Но он абсолютно точно знал, неизвестно откуда, что таких существ, периодически появлявшихся возле него, менявших капельницы, проверявших показания аппаратуры, выполнявших функции санитарок, так вот: их, таких, не бывает!

Люди – другие. Вот как тот седой мордастый профессор. Как…

В памяти все чаще и чаще, сначала размытым пятном, постепенно проявлявшимся более четко, возникало одно и то же лицо. Женское. Вернее, девичье, совсем молодое.

И очень красивое.

И смотревшее на него с такой нежностью, с такой любовью, что сердце его начинало метаться в груди, словно сумасшедшая птица.

Но он понятия не имел, кто это…

А разговаривать со своими галлюцинациями он и вовсе не собирался, делая вид, что не слышит и не понимает ничего. Лежал с открытыми глазами и тупо пялился в потолок, одновременно чутко прислушиваясь к происходящему.

И очень скоро он понял, что может слышать не только ушами. Если настроиться на определенную особь, становилось понятно, о чем эта особь думает.

И это тоже очень даже логично укладывалось в версию непрекращавшейся галлюцинации. Потому что всплывшее, как спасательный круг, слово «телепатия» было из разряда фантастики. Это он точно знал.

Опять же – непонятно откуда.
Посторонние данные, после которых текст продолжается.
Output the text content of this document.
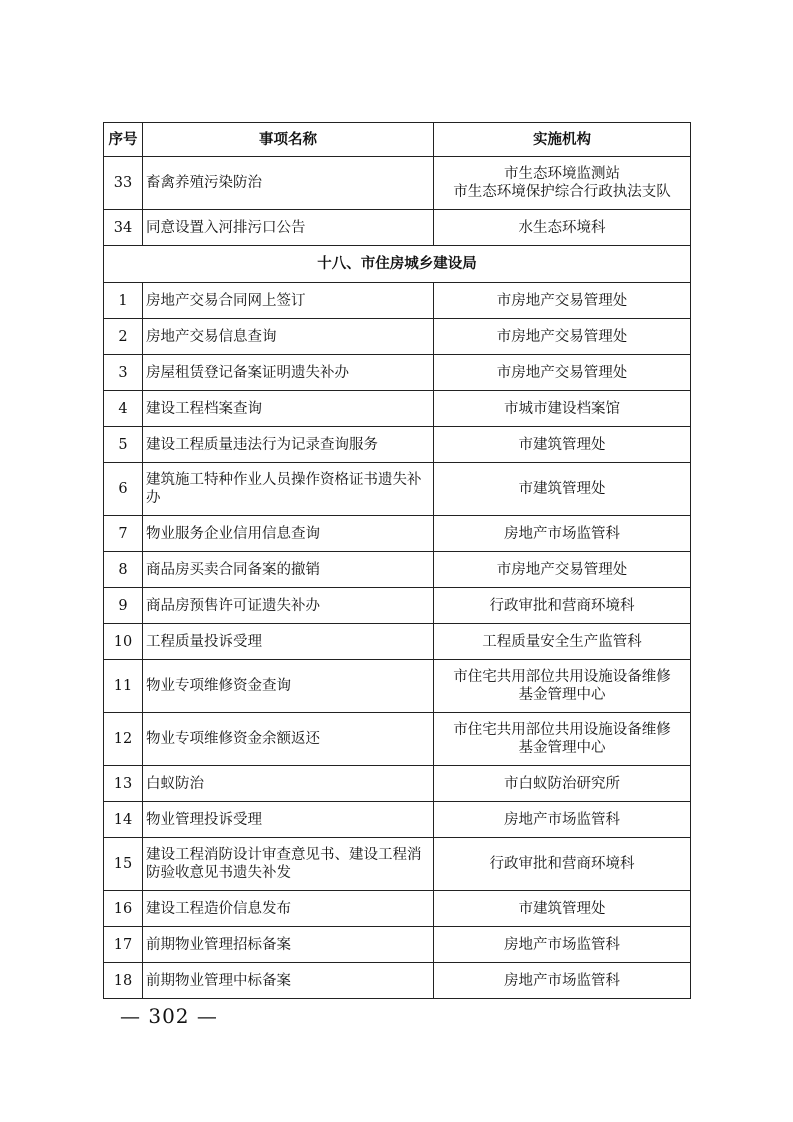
序号	事项名称	实施机构
33	畜禽养殖污染防治	市生态环境监测站
市生态环境保护综合行政执法支队

34	同意设置入河排污口公告	水生态环境科

十八、市住房城乡建设局		
1	房地产交易合同网上签订	市房地产交易管理处

2	房地产交易信息查询	市房地产交易管理处

3	房屋租赁登记备案证明遗失补办	市房地产交易管理处

4	建设工程档案查询	市城市建设档案馆

5	建设工程质量违法行为记录查询服务	市建筑管理处

6	建筑施工特种作业人员操作资格证书遗失补办	市建筑管理处

7	物业服务企业信用信息查询	房地产市场监管科

8	商品房买卖合同备案的撤销	市房地产交易管理处

9	商品房预售许可证遗失补办	行政审批和营商环境科

10	工程质量投诉受理	工程质量安全生产监管科

11	物业专项维修资金查询	市住宅共用部位共用设施设备维修
基金管理中心

12	物业专项维修资金余额返还	市住宅共用部位共用设施设备维修
基金管理中心

13	白蚁防治	市白蚁防治研究所

14	物业管理投诉受理	房地产市场监管科

15	建设工程消防设计审查意见书、建设工程消防验收意见书遗失补发	行政审批和营商环境科

16	建设工程造价信息发布	市建筑管理处

17	前期物业管理招标备案	房地产市场监管科

18	前期物业管理中标备案	房地产市场监管科
— 302 —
Вот словно родился он не писающимся и орущим младенцем, а сразу таким – взрослым, с определенным багажом знаний.

И с чистым листом личности.

Очень скоро он ощутил, что лежать и ждать возвращения нормальной реальности ему надоело. Голова больше не кружилась от слабости, очаг боли в груди погас, мышцы его требовали движения, разум – общения.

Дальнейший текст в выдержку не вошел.